Обагренный кровью револьвер пошел по кругу. Как ни в чем не бывало, стараясь казаться спокойным, Гришка подошел к Семенычу и каким-то хрипящим, слабым голосом проговорил:
— Дай покурить! Что-то голова кружится...
Он не договорил. Из его рта двумя ручейками потекла кровь. Сохатый в недоумении прикрыл рот ладонью и, посмотрев на окружавших, прохрипел:
— Мужики! Что это со мной?!
— Успокойся, Гришка! — вскочил Рось. — Присядь к кедру. Мужики, помогите!
Старатели бросились к Сохатому, подхватили его под руки, разорвали на груди рубаху, приложили сухие тряпки на его раны.
— Чудно как-то: голова кругом, руки ватные... лицо занемело. Почему так?
— Молчи, Гришка! Береги силы! Братцы, коня скорее давайте!
— Да ладно уж, Семеныч. Понял я, однако, что со мною происходит... Не надо коня. Дайте хоть покурить напослед.
Ему быстро свернули самокрутку, подкурили от костра и дали в руку. Непослушной рукой, стараясь попасть в рот, он тыкал самокрутку в глаза, нос, щеки.
— Мужики! Аньжинеры тикают! — случайно посмотрев в сторону, воскликнул Могила.
Несколько мужиков настигли отползавших в темноту Ивана и Федора. Кто-то из старателей замахнулся прогонистым колом и хрястнул Федора по спине. Тот болезненно застонал. Иван завизжал поросенком:
— Мужики! Ради Христа, не убивайте! Пожалейте, я все скажу!
— Где золото? — рыкнул кто-то из старателей.

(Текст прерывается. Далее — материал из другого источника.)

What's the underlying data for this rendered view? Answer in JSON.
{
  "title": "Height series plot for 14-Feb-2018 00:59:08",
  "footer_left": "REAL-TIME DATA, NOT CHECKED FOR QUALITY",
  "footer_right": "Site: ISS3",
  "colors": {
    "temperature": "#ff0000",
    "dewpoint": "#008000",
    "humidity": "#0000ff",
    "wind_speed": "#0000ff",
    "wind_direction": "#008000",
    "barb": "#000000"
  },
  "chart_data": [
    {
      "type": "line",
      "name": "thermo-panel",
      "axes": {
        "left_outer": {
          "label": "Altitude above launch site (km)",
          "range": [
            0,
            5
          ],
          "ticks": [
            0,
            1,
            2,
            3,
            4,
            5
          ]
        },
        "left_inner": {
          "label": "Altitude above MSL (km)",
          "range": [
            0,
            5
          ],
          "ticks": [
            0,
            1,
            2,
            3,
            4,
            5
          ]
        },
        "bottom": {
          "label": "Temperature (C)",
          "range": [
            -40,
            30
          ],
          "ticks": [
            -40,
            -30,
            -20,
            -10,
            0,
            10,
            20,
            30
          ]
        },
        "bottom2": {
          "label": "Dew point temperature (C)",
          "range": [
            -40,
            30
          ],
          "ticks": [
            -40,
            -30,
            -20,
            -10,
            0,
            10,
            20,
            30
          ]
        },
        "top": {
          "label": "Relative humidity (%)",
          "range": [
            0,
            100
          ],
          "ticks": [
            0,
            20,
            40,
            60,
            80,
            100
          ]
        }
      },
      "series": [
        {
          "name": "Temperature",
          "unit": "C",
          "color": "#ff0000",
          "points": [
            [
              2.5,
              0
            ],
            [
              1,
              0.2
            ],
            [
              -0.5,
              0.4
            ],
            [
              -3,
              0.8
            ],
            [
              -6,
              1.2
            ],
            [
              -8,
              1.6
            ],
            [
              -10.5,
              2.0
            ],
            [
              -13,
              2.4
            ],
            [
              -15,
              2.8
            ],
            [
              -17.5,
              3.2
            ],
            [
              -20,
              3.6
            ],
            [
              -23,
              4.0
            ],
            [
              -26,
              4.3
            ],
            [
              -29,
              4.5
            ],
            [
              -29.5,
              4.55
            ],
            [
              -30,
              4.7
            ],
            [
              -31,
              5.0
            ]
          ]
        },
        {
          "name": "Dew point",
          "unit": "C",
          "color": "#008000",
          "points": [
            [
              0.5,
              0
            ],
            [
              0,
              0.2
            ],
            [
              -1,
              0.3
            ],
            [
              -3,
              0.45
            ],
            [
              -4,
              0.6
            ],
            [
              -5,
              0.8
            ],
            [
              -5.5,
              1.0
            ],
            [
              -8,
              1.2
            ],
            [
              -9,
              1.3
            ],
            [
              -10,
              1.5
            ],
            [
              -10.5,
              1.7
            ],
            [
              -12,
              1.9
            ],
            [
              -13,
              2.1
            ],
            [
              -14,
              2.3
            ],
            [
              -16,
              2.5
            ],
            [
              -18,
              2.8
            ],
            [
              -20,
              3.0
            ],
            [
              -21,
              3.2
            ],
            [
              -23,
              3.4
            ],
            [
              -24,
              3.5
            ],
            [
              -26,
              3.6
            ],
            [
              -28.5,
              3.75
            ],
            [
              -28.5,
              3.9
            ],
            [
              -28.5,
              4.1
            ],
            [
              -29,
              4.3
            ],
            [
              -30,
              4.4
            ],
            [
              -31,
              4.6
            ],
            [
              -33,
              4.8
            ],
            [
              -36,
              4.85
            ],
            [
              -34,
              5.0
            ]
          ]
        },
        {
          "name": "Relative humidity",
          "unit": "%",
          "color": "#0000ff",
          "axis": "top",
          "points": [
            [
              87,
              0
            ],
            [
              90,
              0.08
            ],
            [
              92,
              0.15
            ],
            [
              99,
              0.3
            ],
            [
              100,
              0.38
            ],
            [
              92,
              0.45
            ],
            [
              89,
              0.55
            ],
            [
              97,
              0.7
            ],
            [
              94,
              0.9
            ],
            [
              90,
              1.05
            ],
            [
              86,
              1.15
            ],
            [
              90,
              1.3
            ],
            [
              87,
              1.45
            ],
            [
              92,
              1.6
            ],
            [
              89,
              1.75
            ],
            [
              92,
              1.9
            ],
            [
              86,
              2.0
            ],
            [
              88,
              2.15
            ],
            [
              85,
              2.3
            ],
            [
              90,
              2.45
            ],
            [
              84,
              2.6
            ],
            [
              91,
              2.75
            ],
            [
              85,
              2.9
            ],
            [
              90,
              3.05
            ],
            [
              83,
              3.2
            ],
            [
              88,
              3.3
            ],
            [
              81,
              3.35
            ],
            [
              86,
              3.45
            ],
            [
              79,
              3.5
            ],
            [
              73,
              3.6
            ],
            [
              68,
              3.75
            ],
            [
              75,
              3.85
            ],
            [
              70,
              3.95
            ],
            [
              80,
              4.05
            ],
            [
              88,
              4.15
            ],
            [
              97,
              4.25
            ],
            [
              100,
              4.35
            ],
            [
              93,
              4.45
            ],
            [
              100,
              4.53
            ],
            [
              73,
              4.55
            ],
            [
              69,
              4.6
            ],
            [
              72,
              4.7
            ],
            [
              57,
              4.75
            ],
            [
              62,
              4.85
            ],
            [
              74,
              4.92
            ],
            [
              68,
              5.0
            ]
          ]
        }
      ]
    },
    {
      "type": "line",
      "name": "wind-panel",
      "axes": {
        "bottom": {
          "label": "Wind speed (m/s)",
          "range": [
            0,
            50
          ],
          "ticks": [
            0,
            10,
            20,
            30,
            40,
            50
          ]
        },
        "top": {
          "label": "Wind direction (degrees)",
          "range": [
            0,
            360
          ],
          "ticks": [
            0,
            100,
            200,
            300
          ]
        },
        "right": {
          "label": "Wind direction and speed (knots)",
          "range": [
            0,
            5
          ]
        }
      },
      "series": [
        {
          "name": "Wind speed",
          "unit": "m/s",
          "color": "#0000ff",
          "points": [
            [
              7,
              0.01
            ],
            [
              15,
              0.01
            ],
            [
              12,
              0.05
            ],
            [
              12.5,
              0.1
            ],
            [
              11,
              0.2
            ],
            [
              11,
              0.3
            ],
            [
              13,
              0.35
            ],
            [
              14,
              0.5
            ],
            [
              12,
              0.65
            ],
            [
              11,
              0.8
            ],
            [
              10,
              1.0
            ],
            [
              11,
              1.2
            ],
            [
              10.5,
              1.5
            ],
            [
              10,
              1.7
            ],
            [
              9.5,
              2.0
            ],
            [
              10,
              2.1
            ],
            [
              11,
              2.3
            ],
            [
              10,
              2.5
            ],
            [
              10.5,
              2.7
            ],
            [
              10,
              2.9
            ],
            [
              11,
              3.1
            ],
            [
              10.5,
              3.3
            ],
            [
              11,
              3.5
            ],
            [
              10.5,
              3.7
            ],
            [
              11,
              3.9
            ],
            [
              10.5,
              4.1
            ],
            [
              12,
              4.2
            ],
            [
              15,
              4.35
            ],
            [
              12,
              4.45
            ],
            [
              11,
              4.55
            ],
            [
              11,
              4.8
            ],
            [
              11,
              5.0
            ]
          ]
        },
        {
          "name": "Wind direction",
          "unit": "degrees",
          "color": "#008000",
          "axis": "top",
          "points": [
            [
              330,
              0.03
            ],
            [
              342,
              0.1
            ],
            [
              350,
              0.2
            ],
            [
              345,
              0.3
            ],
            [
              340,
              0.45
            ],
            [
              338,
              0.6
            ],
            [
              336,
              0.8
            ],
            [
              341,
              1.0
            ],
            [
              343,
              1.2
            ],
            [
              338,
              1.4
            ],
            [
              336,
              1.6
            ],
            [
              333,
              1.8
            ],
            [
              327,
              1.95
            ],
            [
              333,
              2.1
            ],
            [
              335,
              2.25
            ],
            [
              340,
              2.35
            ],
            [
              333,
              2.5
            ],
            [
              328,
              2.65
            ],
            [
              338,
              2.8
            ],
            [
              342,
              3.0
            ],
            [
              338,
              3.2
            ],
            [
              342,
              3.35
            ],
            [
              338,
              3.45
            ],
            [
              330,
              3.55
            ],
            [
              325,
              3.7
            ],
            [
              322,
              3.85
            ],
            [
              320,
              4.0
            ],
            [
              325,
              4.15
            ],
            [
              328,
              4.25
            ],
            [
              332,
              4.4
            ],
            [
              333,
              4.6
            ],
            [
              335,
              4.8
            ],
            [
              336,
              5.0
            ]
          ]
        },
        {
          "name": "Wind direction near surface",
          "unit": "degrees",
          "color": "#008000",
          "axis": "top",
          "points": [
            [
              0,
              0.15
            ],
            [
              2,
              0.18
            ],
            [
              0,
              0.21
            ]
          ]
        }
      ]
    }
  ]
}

— Золото... В бутылке, закопано под верхний угол вашего барака на Петропавловском прииске...
Семеныч, упав на колени, торопливо крестился в черноту неба:
— Господи... Мать Пресвятая Богородица... Царица Небесная... Прими душу рабов твоих грешных...
Гришка, доживая последние секунды своей жизни, стеклянными глазами смотрел через костер на Семеныча и не видел его.
— А прав ты оказался... Золото... Андрей не брал... Все одно теперь уж... Тюрьма... — едва договорил он и медленно с кривой усмешкой на губах повалился набок.